Tag: Normality testing

  • Shapiro-Wilk Test in R

    Null hypothesis of the Shapiro-Wilk test

    The Shapiro-Wilk test checks the variable to be tested for normal distribution, hence the null hypothesis is:
    The variable is normally distributed.

    Conducting the Shapiro-Wilk Test in R

    The Shapiro-Wilk test is calculated in R using the shapiro.test() function. Only the variable to be tested for deviation from a normal distribution is required.

    The Shapiro-Wilk test for my variable to be tested, “weight” from the data frame “df”, looks like this:

    shapiro.test(df$weight)

    The result is a test statistic W and the p-value:

    	Shapiro-Wilk normality test
    
    data:  df$weight
    W = 0.85935, p-value = 2.38e-05

    Interpreting the Shapiro-Wilk test in R

    The p-value is used to test the null hypothesis. If the p-value is below the predetermined alpha level (usually 5% = 0.05), the null hypothesis is rejected. We recall that the null hypothesis of the Shapiro-Wilk test is synonymous with normal distribution.

    Consequently, rejecting the null hypothesis means that no normal distribution can be observed. This applies to the example calculated above.

    The p-value is very small at p = 2.38e-05. The decimal point moves 5 places to the left. 2.38e-05 = 0.0000238 and is therefore clearly < 0.05. The null hypothesis of normal distribution must therefore be rejected.

    When looking at a Q-Q plot and/or histogram (see below), it quickly becomes clear that the Shapiro-Wilk test seems to be correct.
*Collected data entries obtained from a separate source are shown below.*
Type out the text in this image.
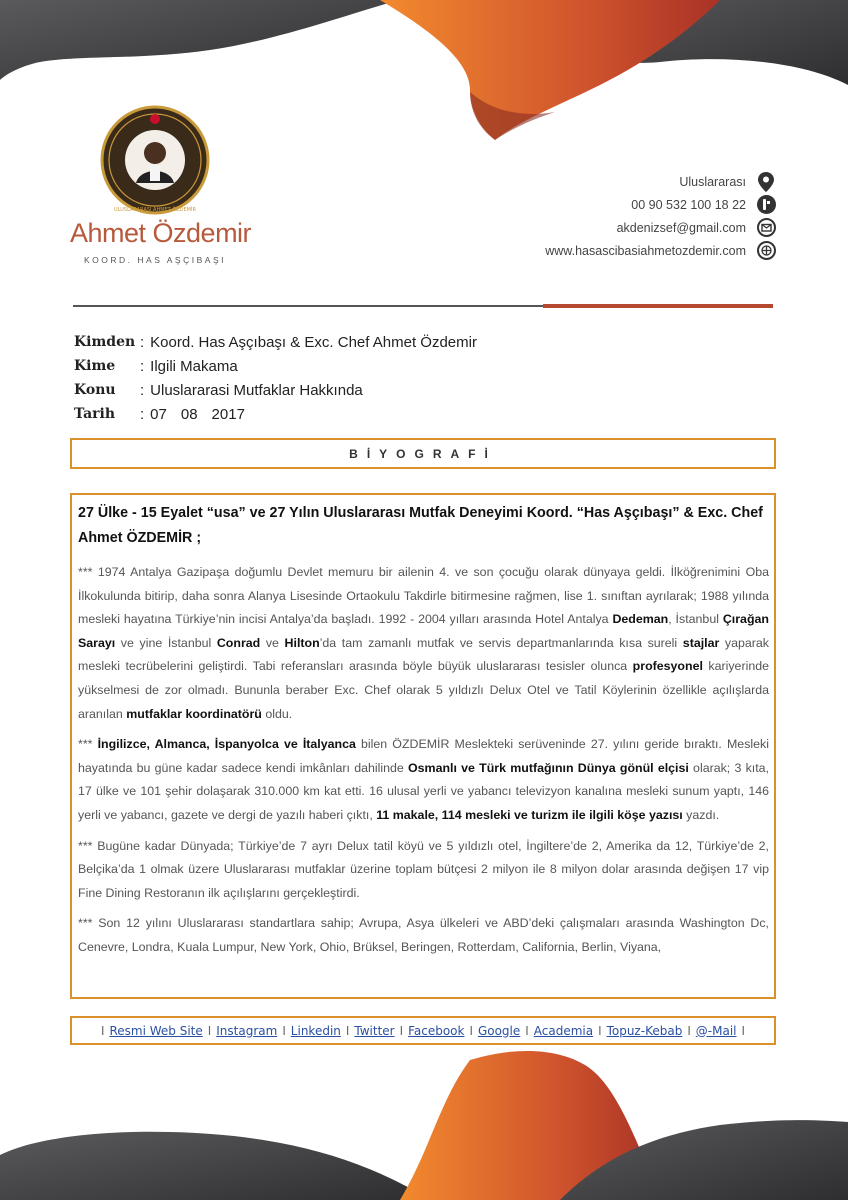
ULUSLARARASI AHMET ÖZDEMİR
Ahmet Özdemir
KOORD. HAS AŞÇIBAŞI
Uluslararası
00 90 532 100 18 22
akdenizsef@gmail.com
www.hasascibasiahmetozdemir.com
Kimden : Koord. Has Aşçıbaşı & Exc. Chef Ahmet Özdemir
Kime	: Ilgili Makama
Konu	: Uluslararasi Mutfaklar Hakkında
Tarih	: 07 08 2017
BİYOGRAFİ
27 Ülke - 15 Eyalet “usa” ve 27 Yılın Uluslararası Mutfak Deneyimi Koord. “Has Aşçıbaşı” & Exc. Chef Ahmet ÖZDEMİR ;

*** 1974 Antalya Gazipaşa doğumlu Devlet memuru bir ailenin 4. ve son çocuğu olarak dünyaya geldi. İlköğrenimini Oba İlkokulunda bitirip, daha sonra Alanya Lisesinde Ortaokulu Takdirle bitirmesine rağmen, lise 1. sınıftan ayrılarak; 1988 yılında mesleki hayatına Türkiye’nin incisi Antalya’da başladı. 1992 - 2004 yılları arasında Hotel Antalya Dedeman, İstanbul Çırağan Sarayı ve yine İstanbul Conrad ve Hilton’da tam zamanlı mutfak ve servis departmanlarında kısa sureli stajlar yaparak mesleki tecrübelerini geliştirdi. Tabi referansları arasında böyle büyük uluslararası tesisler olunca profesyonel kariyerinde yükselmesi de zor olmadı. Bununla beraber Exc. Chef olarak 5 yıldızlı Delux Otel ve Tatil Köylerinin özellikle açılışlarda aranılan mutfaklar koordinatörü oldu.

*** İngilizce, Almanca, İspanyolca ve İtalyanca bilen ÖZDEMİR Meslekteki serüveninde 27. yılını geride bıraktı. Mesleki hayatında bu güne kadar sadece kendi imkânları dahilinde Osmanlı ve Türk mutfağının Dünya gönül elçisi olarak; 3 kıta, 17 ülke ve 101 şehir dolaşarak 310.000 km kat etti. 16 ulusal yerli ve yabancı televizyon kanalına mesleki sunum yaptı, 146 yerli ve yabancı, gazete ve dergi de yazılı haberi çıktı, 11 makale, 114 mesleki ve turizm ile ilgili köşe yazısı yazdı.

*** Bugüne kadar Dünyada; Türkiye’de 7 ayrı Delux tatil köyü ve 5 yıldızlı otel, İngiltere’de 2, Amerika da 12, Türkiye’de 2, Belçika’da 1 olmak üzere Uluslararası mutfaklar üzerine toplam bütçesi 2 milyon ile 8 milyon dolar arasında değişen 17 vip Fine Dining Restoranın ilk açılışlarını gerçekleştirdi.

*** Son 12 yılını Uluslararası standartlara sahip; Avrupa, Asya ülkeleri ve ABD’deki çalışmaları arasında Washington Dc, Cenevre, Londra, Kuala Lumpur, New York, Ohio, Brüksel, Beringen, Rotterdam, California, Berlin, Viyana,

I Resmi Web Site I Instagram I Linkedin I Twitter I Facebook I Google I Academia I Topuz-Kebab I @-Mail I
The deviations from a normal distribution are too large.

    hist(df$weight)
    qqnorm(df$weight)
    qqline(df$weight)

    A second example

    shapiro.test(df2$x)

    Which leads to:

    	Shapiro-Wilk normality test
    
    data:  df2$x
    W = 0.99958, p-value = 0.3661

    The null hypothesis is not rejected for this distribution (intentionally created in advance as a normally distributed variable) with 5000 observations with a p-value of p = 0.366. The test variable is normally distributed, which is confirmed when looking at the Q-Q plot and histogram:

    Caution using the Shapiro-Wilk-test

    A final example serves as a warning, solely using the Shapiro-Wilk test. A variable, analogous to above, with 5000 observations, but with a few observations at the distribution edges around 3 or -3 and 4 or -4.
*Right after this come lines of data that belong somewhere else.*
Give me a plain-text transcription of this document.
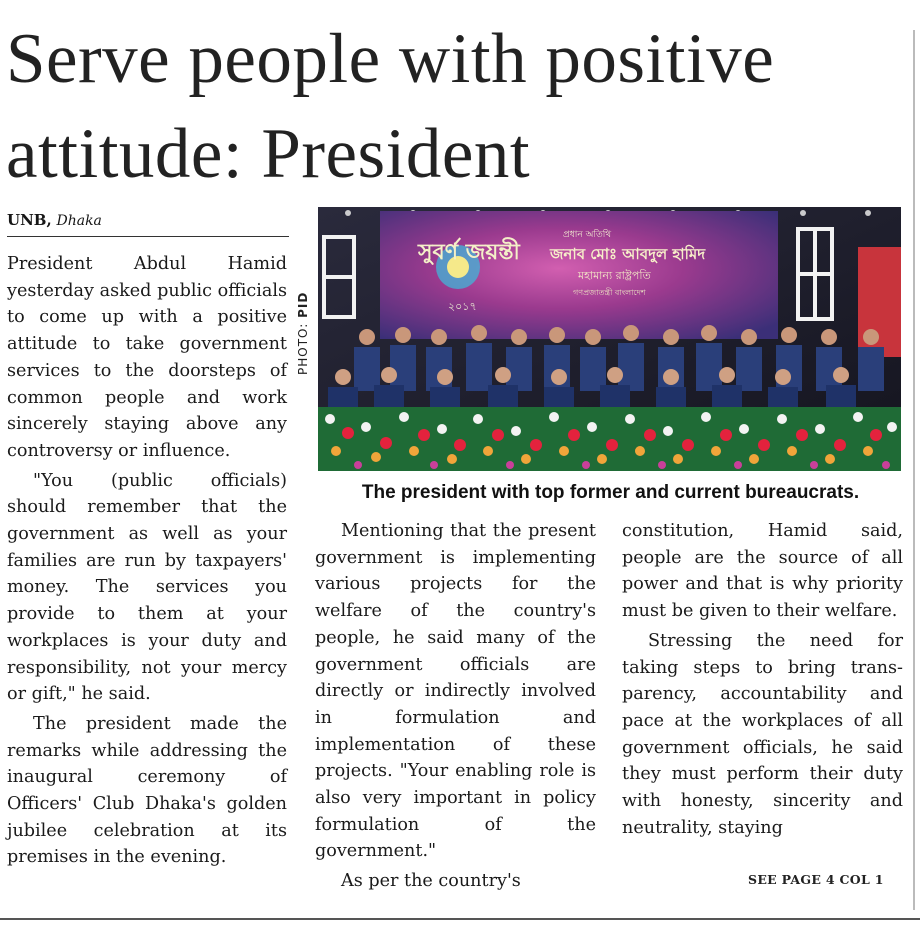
Serve people with positive attitude: President
UNB, Dhaka

President Abdul Hamid yesterday asked public officials to come up with a positive attitude to take government services to the doorsteps of common people and work sincerely staying above any controversy or influence.

"You (public officials) should remember that the government as well as your families are run by taxpayers' money. The services you provide to them at your workplaces is your duty and responsibility, not your mercy or gift," he said.

The president made the remarks while addressing the inaugural ceremony of Officers' Club Dhaka's golden jubilee celebration at its premises in the evening.

PHOTO: PID
সুবর্ণ জয়ন্তী
২০১৭
প্রধান অতিথি
জনাব মোঃ আবদুল হামিদ
মহামান্য রাষ্ট্রপতি
গণপ্রজাতন্ত্রী বাংলাদেশ

The president with top former and current bureaucrats.

Mentioning that the present government is implementing various projects for the welfare of the country's people, he said many of the government officials are directly or indirectly involved in formulation and implementation of these projects. "Your enabling role is also very important in policy formulation of the government."

As per the country's

constitution, Hamid said, people are the source of all power and that is why priority must be given to their welfare.

Stressing the need for taking steps to bring transparency, accountability and pace at the workplaces of all government officials, he said they must perform their duty with honesty, sincerity and neutrality, staying

SEE PAGE 4 COL 1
    	Shapiro-Wilk normality test
    
    data:  df2$x
    W = 0.99297, p-value = 5.227e-15

    The result here is clear: a rejection of the null hypothesis of normal distribution. However, the question arises as to whether this is justified when the Q-Q plot and histogram are considered:

    It can be concluded here that, although the Shapiro-Wilk test does not indicate a normal distribution here (at any alpha level), graphically there is hardly any reason to doubt normal distribution.


    The deviations visible in the Q-Q plot at the ends of the distribution are normal in the truest sense of the word from a practical point of view. In such cases, the typical requirement of parametric tests for e.g. normally distributed residuals is fulfilled, as an “approximately normal distribution” is sufficient – although the Shapiro-Wilk test does not provide proof for a normal distribution.

    • The reason for this test result is the larger sample size.
    • This leads to a higher power (= test strength) of the Shapiro-Wilk test.
    • A higher power means that smaller deviations are more likely to be detected.
    • Small deviations in large samples therefore ultimately lead to the rejection of the null hypothesis (of normal distribution)

    The article “The large sample size fallacy”, Lantz (2013) describes this extensively:
    Summarized from the abstract: “The results of studies based on large samples are often characterized by extreme statistical significance despite small or even trivial effect sizes. Interpreting such results as significant in practice without further analysis is referred to as the large sample size fallacy in this article.

    Literature

    • Lantz, B. (2013). The large sample size fallacy. Scandinavian journal of caring sciences, 27(2), 487-492.